What to Expect During Surgery

The patient will be placed under general anesthesia and the surgeon will use a surgical robot to perform small incisions. A catheter will be placed in the bladder once the patient is asleep.

The surgeon will proceed to separate the vaginal walls from the bladder and rectum. Next, she will attach a Y-shaped piece of permanent mesh to both the front and back walls of the vagina and the top of the vagina.

The mesh will be suspended to a ligament running down the front of the sacrum, which is located near the tailbone at the base of the spine. The surgeon will make sutures to keep the mesh in place and to restore the vagina to its normal position. The mesh also helps support the bladder and bowels. The surgeon will finish the procedure by covering the mesh with a layer of tissue and closing the abdominal incisions.

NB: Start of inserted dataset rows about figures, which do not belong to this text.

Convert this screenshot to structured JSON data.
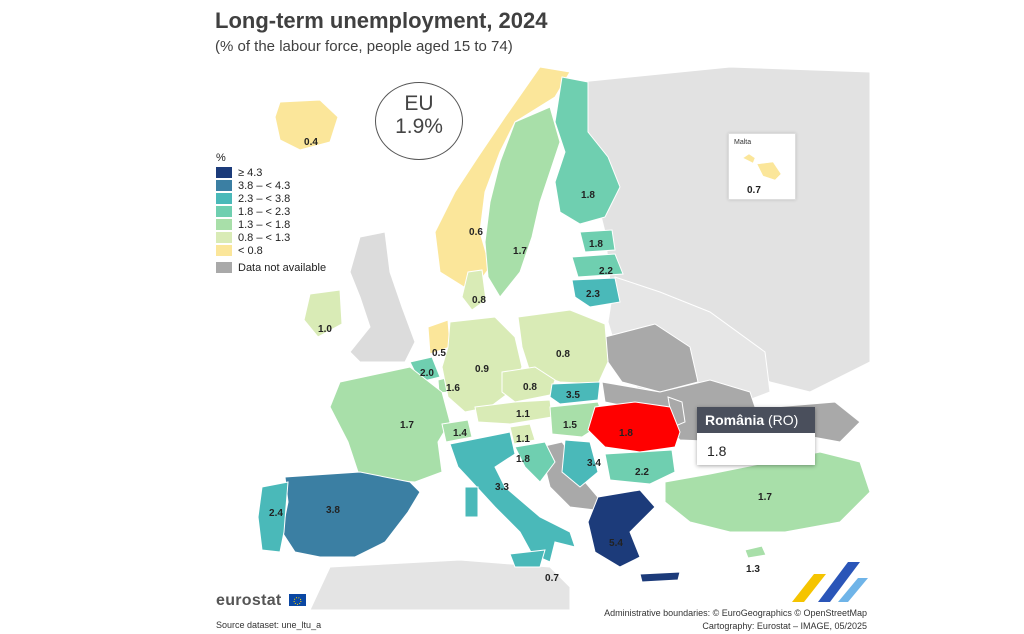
{
  "title": "Long-term unemployment, 2024",
  "subtitle": "(% of the labour force, people aged 15 to 74)",
  "eu": {
    "name": "EU",
    "value": "1.9%"
  },
  "legend": {
    "unit": "%",
    "classes": [
      {
        "label": "≥ 4.3",
        "color": "#1c3b7a"
      },
      {
        "label": "3.8 – < 4.3",
        "color": "#3b7fa3"
      },
      {
        "label": "2.3 – < 3.8",
        "color": "#4ab9b9"
      },
      {
        "label": "1.8 – < 2.3",
        "color": "#6fcfb0"
      },
      {
        "label": "1.3 – < 1.8",
        "color": "#a8dfa9"
      },
      {
        "label": "0.8 – < 1.3",
        "color": "#d9ebb6"
      },
      {
        "label": "< 0.8",
        "color": "#fbe69a"
      }
    ],
    "na_label": "Data not available",
    "na_color": "#a9a9a9"
  },
  "countries": [
    {
      "code": "IS",
      "value": "0.4"
    },
    {
      "code": "NO",
      "value": "0.6"
    },
    {
      "code": "SE",
      "value": "1.7"
    },
    {
      "code": "FI",
      "value": "1.8"
    },
    {
      "code": "EE",
      "value": "1.8"
    },
    {
      "code": "LV",
      "value": "2.2"
    },
    {
      "code": "LT",
      "value": "2.3"
    },
    {
      "code": "DK",
      "value": "0.8"
    },
    {
      "code": "IE",
      "value": "1.0"
    },
    {
      "code": "NL",
      "value": "0.5"
    },
    {
      "code": "BE",
      "value": "2.0"
    },
    {
      "code": "LU",
      "value": "1.6"
    },
    {
      "code": "DE",
      "value": "0.9"
    },
    {
      "code": "PL",
      "value": "0.8"
    },
    {
      "code": "CZ",
      "value": "0.8"
    },
    {
      "code": "SK",
      "value": "3.5"
    },
    {
      "code": "AT",
      "value": "1.1"
    },
    {
      "code": "HU",
      "value": "1.5"
    },
    {
      "code": "FR",
      "value": "1.7"
    },
    {
      "code": "CH",
      "value": "1.4"
    },
    {
      "code": "SI",
      "value": "1.1"
    },
    {
      "code": "HR",
      "value": "1.8"
    },
    {
      "code": "RS",
      "value": "3.4"
    },
    {
      "code": "RO",
      "value": "1.8"
    },
    {
      "code": "BG",
      "value": "2.2"
    },
    {
      "code": "IT",
      "value": "3.3"
    },
    {
      "code": "ES",
      "value": "3.8"
    },
    {
      "code": "PT",
      "value": "2.4"
    },
    {
      "code": "EL",
      "value": "5.4"
    },
    {
      "code": "TR",
      "value": "1.7"
    },
    {
      "code": "MT",
      "value": "0.7"
    },
    {
      "code": "CY",
      "value": "1.3"
    }
  ],
  "inset": {
    "title": "Malta",
    "value": "0.7"
  },
  "tooltip": {
    "name": "România",
    "code": "(RO)",
    "value": "1.8"
  },
  "footer": {
    "logo": "eurostat",
    "source": "Source dataset: une_ltu_a",
    "boundaries": "Administrative boundaries: © EuroGeographics © OpenStreetMap",
    "cartography": "Cartography: Eurostat – IMAGE, 05/2025"
  }
}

The mesh used during a sacrocolpopexy is permanent and made of a material called polypropylene. The risk of mesh complications is low because it wasn’t placed through the vaginal opening to treat the prolapse.

The Recovery Process

After surgery, the patient will remain in the recovery room for a few hours. Upon awakening, they will have a catheter in their bladder and may have gauze material in the vagina. Before being discharged, the patient will undergo testing to see if the bladder can empty on its own. The gauze will also be removed. About 50% of women who undergo sacrocolpopexy have difficulty emptying their bladder immediately after surgery. However, this is temporary.

Patients may need to go home with a catheter and use it intermittently or continuously. A nurse will show patients how to use the catheter, but patients should speak to their surgeon to find out when they can stop using the catheter.

Patients who undergo robotic sacrocolpopexy may go home the next morning or the same day.

It’s important to avoid heavy lifting, high-impact activities, swimming, spa baths, and sexual intercourse until their doctor gives them the all-clear. Patients can engage in light activities, such as walking, and should avoid staying in bed all day.